Mr Kenneth Chew, 24, a public relations executive, is of the same opinion. He says: "Men are humans too and have emotions."

He had seen a couple of his male classmates weep when they received their O-level results and found that they could not make it to polytechnic or had to repeat a year.

He would have done the same if he were them, he says.

"I feel that it's fine so long as it makes them feel better and they can begin to think what to do next. Besides, they are not making a scene or creating a nuisance for others.

"I believe that it's braver to show one's emotions than to hide them."

Being a dad made Ben Yeo more emotional

The first time Mediacorp actor Ben Yeo, 39, teared up in public was at his first charity show, the Ren Ci Charity Show in 2003.

"When we hit the target, I was so happy that I couldn't stop myself from crying. All our hard work and team work finally paid off."

Another time when he teared up in public was at a totally different occasion: the cremation of the late veteran actor Huang Wenyong in 2013.

Just before the casket was pushed into the furnace, he and many other colleagues broke down.

He says: "We were overwhelmed with sadness.
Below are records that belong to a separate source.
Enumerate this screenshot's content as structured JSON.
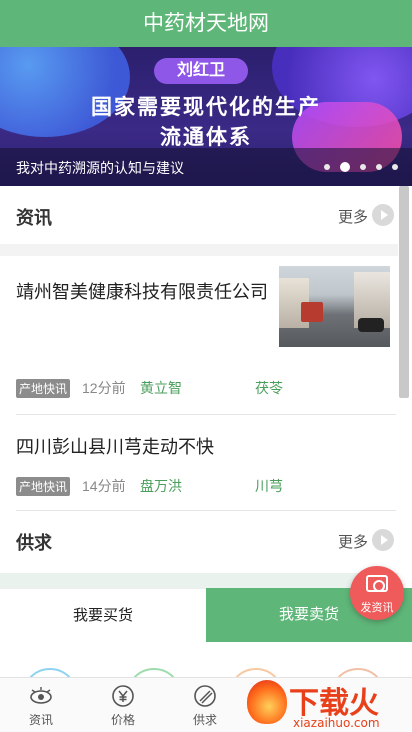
{
  "app_title": "中药材天地网",
  "banner": {
    "author": "刘红卫",
    "title_line1": "国家需要现代化的生产",
    "title_line2": "流通体系",
    "caption": "我对中药溯源的认知与建议",
    "slide_count": 5,
    "active_slide": 2
  },
  "news_section": {
    "title": "资讯",
    "more_label": "更多",
    "items": [
      {
        "title": "靖州智美健康科技有限责任公司",
        "tag": "产地快讯",
        "time": "12分前",
        "author": "黄立智",
        "herb": "茯苓",
        "has_thumbnail": true
      },
      {
        "title": "四川彭山县川芎走动不快",
        "tag": "产地快讯",
        "time": "14分前",
        "author": "盘万洪",
        "herb": "川芎",
        "has_thumbnail": false
      }
    ]
  },
  "supply_section": {
    "title": "供求",
    "more_label": "更多"
  },
  "trade_tabs": {
    "buy_label": "我要买货",
    "sell_label": "我要卖货"
  },
  "fab": {
    "label": "发资讯",
    "icon": "camera-icon"
  },
  "tabbar": [
    {
      "label": "资讯",
      "icon": "eye-icon"
    },
    {
      "label": "价格",
      "icon": "yuan-icon"
    },
    {
      "label": "供求",
      "icon": "supply-icon"
    }
  ],
  "watermark": {
    "text": "下载火",
    "sub": "xiazaihuo.com"
  },
  "colors": {
    "primary_green": "#5fb679",
    "link_green": "#4a9e5c",
    "fab_red": "#ef5b5b",
    "banner_bg": "#2b1f6e"
  }
}
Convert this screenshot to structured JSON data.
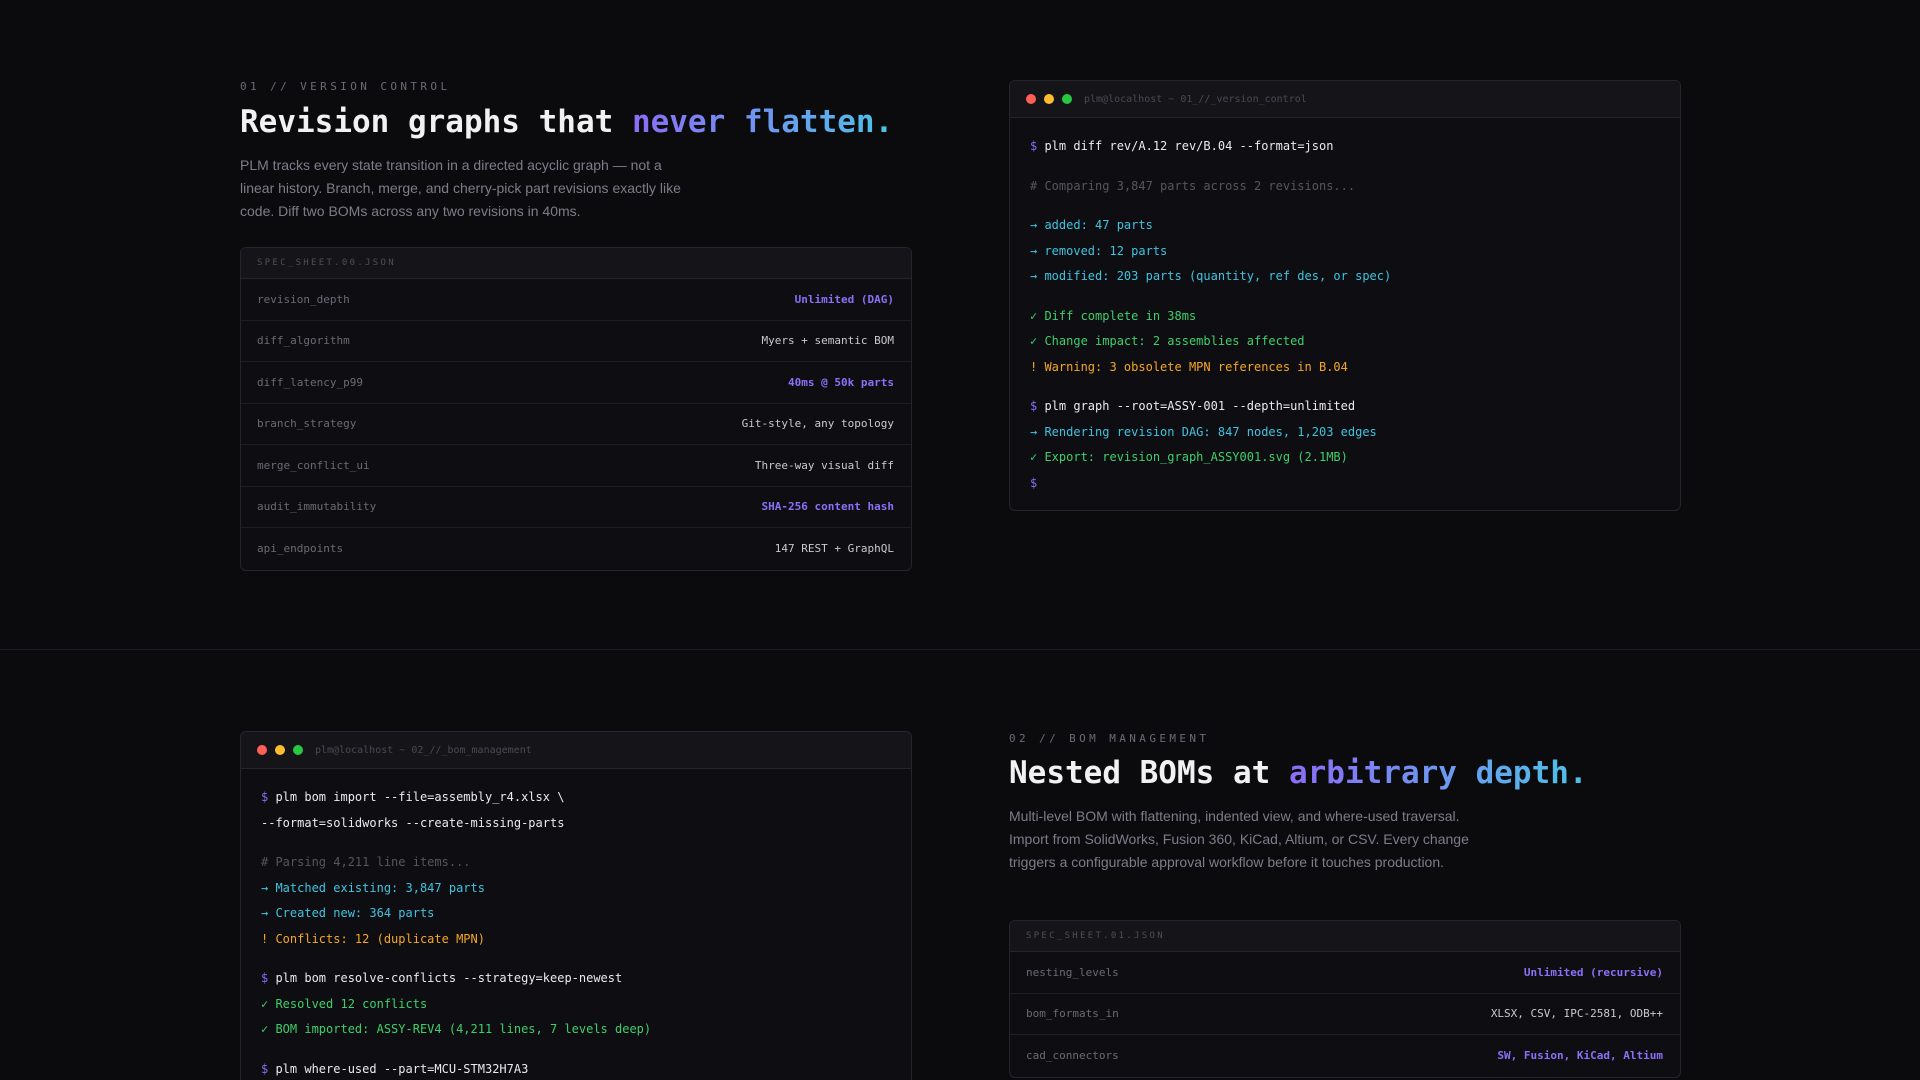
{
  "section1": {
    "eyebrow": "01 // VERSION CONTROL",
    "headline_plain": "Revision graphs that ",
    "headline_accent": "never flatten.",
    "description": "PLM tracks every state transition in a directed acyclic graph — not a linear history. Branch, merge, and cherry-pick part revisions exactly like code. Diff two BOMs across any two revisions in 40ms.",
    "spec_title": "SPEC_SHEET.00.JSON",
    "spec_rows": [
      {
        "key": "revision_depth",
        "value": "Unlimited (DAG)"
      },
      {
        "key": "diff_algorithm",
        "value": "Myers + semantic BOM"
      },
      {
        "key": "diff_latency_p99",
        "value": "40ms @ 50k parts"
      },
      {
        "key": "branch_strategy",
        "value": "Git-style, any topology"
      },
      {
        "key": "merge_conflict_ui",
        "value": "Three-way visual diff"
      },
      {
        "key": "audit_immutability",
        "value": "SHA-256 content hash"
      },
      {
        "key": "api_endpoints",
        "value": "147 REST + GraphQL"
      }
    ],
    "terminal_title": "plm@localhost ~ 01_//_version_control",
    "terminal_lines": [
      {
        "prompt": "$ ",
        "text": "plm diff rev/A.12 rev/B.04 --format=json"
      },
      {
        "text": "# Comparing 3,847 parts across 2 revisions..."
      },
      {
        "text": "→ added: 47 parts"
      },
      {
        "text": "→ removed: 12 parts"
      },
      {
        "text": "→ modified: 203 parts (quantity, ref des, or spec)"
      },
      {
        "text": "✓ Diff complete in 38ms"
      },
      {
        "text": "✓ Change impact: 2 assemblies affected"
      },
      {
        "text": "! Warning: 3 obsolete MPN references in B.04"
      },
      {
        "prompt": "$ ",
        "text": "plm graph --root=ASSY-001 --depth=unlimited"
      },
      {
        "text": "→ Rendering revision DAG: 847 nodes, 1,203 edges"
      },
      {
        "text": "✓ Export: revision_graph_ASSY001.svg (2.1MB)"
      },
      {
        "prompt": "$",
        "text": ""
      }
    ]
  },
  "section2": {
    "eyebrow": "02 // BOM MANAGEMENT",
    "headline_plain": "Nested BOMs at ",
    "headline_accent": "arbitrary depth.",
    "description": "Multi-level BOM with flattening, indented view, and where-used traversal. Import from SolidWorks, Fusion 360, KiCad, Altium, or CSV. Every change triggers a configurable approval workflow before it touches production.",
    "spec_title": "SPEC_SHEET.01.JSON",
    "spec_rows": [
      {
        "key": "nesting_levels",
        "value": "Unlimited (recursive)"
      },
      {
        "key": "bom_formats_in",
        "value": "XLSX, CSV, IPC-2581, ODB++"
      },
      {
        "key": "cad_connectors",
        "value": "SW, Fusion, KiCad, Altium"
      }
    ],
    "terminal_title": "plm@localhost ~ 02_//_bom_management",
    "terminal_lines": [
      {
        "prompt": "$ ",
        "text": "plm bom import --file=assembly_r4.xlsx \\"
      },
      {
        "text": "--format=solidworks --create-missing-parts"
      },
      {
        "text": "# Parsing 4,211 line items..."
      },
      {
        "text": "→ Matched existing: 3,847 parts"
      },
      {
        "text": "→ Created new: 364 parts"
      },
      {
        "text": "! Conflicts: 12 (duplicate MPN)"
      },
      {
        "prompt": "$ ",
        "text": "plm bom resolve-conflicts --strategy=keep-newest"
      },
      {
        "text": "✓ Resolved 12 conflicts"
      },
      {
        "text": "✓ BOM imported: ASSY-REV4 (4,211 lines, 7 levels deep)"
      },
      {
        "prompt": "$ ",
        "text": "plm where-used --part=MCU-STM32H7A3"
      }
    ]
  }
}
He was a mentor to me and we had acted together many times."

Yeo, who has two sons aged eight and five, thinks that he has become more "emotional" after becoming a father, especially when watching movies.

Scenes featuring fathers and sons, such as the passing out parade where the recruits reunite with their families in the 2013 Ah Boys To Men 2 film, or stories featuring relationships between the older and younger generation, are the most lethal.

There is no issue with shedding a tear when it is an honest response to a situation, he says.

"We are just being true to ourselves and not trying to be "manly"."